Updated

Slow to get started on Mideast peacemaking but now resolved to see it through, President Bush faces appeals from Palestinian and Israeli leaders to pressure the other side on core issues.

Bush's goals are clear: a Palestinian state by 2005 and an end to terror attacks on Israel. The question is whether he can resist urgings to speed up his deliberate pace.

"I am sure that both sides want to see progress come faster," Secretary of State Colin Powell acknowledged on Wednesday. "But you can't go faster than circumstances permit."

Besides, Powell said, "progress has been made."

Palestinian Prime Minister Mahmoud Abbas (search), who calls at the White House on Friday, is urging the president to put the heat on Israel to clear out of the West Bank to make way for the Palestinian state. He especially wants an acceleration of the dismantling of Jewish settlements.

Palestinian information minister Nabil Amr (search) suggested Wednesday the Palestinian parliament might oust Abbas if he doesn't leave the White House with substantial Israeli commitments.

Israeli Prime Minister Ariel Sharon (search), who calls on Bush next Tuesday, has tough demands, as well. At the top of his list is that Abbas confront terror groups and immediately start uprooting them.

Sharon's foreign minister, Silvan Shalom (search), who held his own round of talks in Washington on Wednesday, said the time has come for Abbas to take on the terror groups directly and begin to dismantle them.

Otherwise, Shalom said, "those extremists will decide when to put an end to the peace process, and we are not willing to give them this opportunity."

Abbas has negotiated a temporary cease-fire with the militants, but Israelis worry that just gives terrorists time to regroup.
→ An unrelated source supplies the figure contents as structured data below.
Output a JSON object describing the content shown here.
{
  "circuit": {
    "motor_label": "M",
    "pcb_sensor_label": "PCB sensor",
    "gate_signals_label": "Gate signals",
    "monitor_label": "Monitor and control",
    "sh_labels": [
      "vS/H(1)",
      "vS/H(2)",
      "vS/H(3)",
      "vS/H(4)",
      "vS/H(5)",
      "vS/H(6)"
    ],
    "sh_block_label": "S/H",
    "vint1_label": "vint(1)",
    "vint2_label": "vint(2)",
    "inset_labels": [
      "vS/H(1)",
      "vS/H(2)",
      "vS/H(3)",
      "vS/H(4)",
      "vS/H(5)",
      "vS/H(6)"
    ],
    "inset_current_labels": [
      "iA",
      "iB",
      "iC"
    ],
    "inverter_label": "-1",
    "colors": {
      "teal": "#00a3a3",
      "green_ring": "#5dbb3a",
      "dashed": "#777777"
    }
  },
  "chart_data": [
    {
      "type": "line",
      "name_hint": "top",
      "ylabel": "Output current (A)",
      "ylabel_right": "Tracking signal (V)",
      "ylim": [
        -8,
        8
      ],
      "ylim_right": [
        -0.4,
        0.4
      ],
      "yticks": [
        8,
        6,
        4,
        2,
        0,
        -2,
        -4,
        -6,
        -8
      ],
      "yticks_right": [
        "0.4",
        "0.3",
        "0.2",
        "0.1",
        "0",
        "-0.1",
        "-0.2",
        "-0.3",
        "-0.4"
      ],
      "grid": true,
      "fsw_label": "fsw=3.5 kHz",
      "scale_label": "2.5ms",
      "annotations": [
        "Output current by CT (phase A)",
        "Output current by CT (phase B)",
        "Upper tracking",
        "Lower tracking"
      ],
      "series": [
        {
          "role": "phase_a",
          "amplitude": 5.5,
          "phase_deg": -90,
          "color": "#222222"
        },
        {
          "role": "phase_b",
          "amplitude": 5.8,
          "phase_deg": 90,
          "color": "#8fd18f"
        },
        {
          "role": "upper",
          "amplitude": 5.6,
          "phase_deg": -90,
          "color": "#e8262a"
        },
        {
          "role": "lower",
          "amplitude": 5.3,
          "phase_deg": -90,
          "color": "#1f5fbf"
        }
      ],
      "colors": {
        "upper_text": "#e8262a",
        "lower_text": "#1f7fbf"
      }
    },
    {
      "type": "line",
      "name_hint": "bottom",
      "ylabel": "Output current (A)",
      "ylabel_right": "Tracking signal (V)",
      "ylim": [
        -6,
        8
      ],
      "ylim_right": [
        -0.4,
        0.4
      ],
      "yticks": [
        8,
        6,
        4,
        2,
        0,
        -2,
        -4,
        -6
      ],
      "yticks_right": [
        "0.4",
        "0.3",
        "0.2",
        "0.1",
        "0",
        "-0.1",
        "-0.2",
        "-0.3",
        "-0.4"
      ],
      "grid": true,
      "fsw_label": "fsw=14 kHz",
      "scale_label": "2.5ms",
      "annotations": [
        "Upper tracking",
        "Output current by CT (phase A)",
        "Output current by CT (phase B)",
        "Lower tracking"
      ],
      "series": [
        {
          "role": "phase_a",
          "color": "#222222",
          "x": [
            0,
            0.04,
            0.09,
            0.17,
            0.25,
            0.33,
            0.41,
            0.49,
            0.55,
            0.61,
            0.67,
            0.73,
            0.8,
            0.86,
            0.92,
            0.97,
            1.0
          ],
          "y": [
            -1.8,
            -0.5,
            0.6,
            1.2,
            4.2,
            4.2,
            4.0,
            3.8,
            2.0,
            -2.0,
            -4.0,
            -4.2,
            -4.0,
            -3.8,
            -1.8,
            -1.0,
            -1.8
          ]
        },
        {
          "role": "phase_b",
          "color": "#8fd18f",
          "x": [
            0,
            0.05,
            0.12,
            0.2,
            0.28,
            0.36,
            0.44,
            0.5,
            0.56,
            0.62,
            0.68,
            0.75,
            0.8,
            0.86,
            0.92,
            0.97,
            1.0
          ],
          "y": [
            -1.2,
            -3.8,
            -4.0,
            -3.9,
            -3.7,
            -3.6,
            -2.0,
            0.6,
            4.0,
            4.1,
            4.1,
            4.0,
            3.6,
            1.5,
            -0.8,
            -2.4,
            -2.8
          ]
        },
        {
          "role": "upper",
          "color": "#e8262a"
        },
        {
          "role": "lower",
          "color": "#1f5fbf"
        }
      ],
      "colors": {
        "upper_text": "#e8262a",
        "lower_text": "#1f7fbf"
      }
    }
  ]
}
Abbas has not gone beyond a strategy of using persuasion to end violence.

Powell, at a joint news conference with Shalom, supported many of the Israeli and Palestinian objectives. "We will be talking to both sides about their obligations and responsibilities," he said.

So far, Powell said, Israel and the Palestinians have taken several positive steps and Abbas' leadership and strategy was "paying off" for the Palestinian people.

Shibley Telhami, a professor of international relations at the University of Maryland, said the timetable the president is following will not put Abbas in a position to be able to deliver quickly on central Palestinian goals.

On top of that, Telhami said, Abbas is "extremely vulnerable as he has delivered little to his public."

Judith Kipper of the Council on Foreign Relations (search), who has faulted Bush for a slow start, said his personal commitment to a Mideast settlement could now spur Israel and the Palestinians to progress.

"His determination and self-confidence that he is going to succeed in doing what he started out to do will serve the peace process well," Kipper said in an interview.

Stephen P. Cohen of the Israel Policy Forum (search) said Bush had put in place the first move in a chess game as well as the last - a Palestinian state.

"But he hasn't figured out the middle game, and this week and next in his meetings he is going to face the complexities," Cohen said.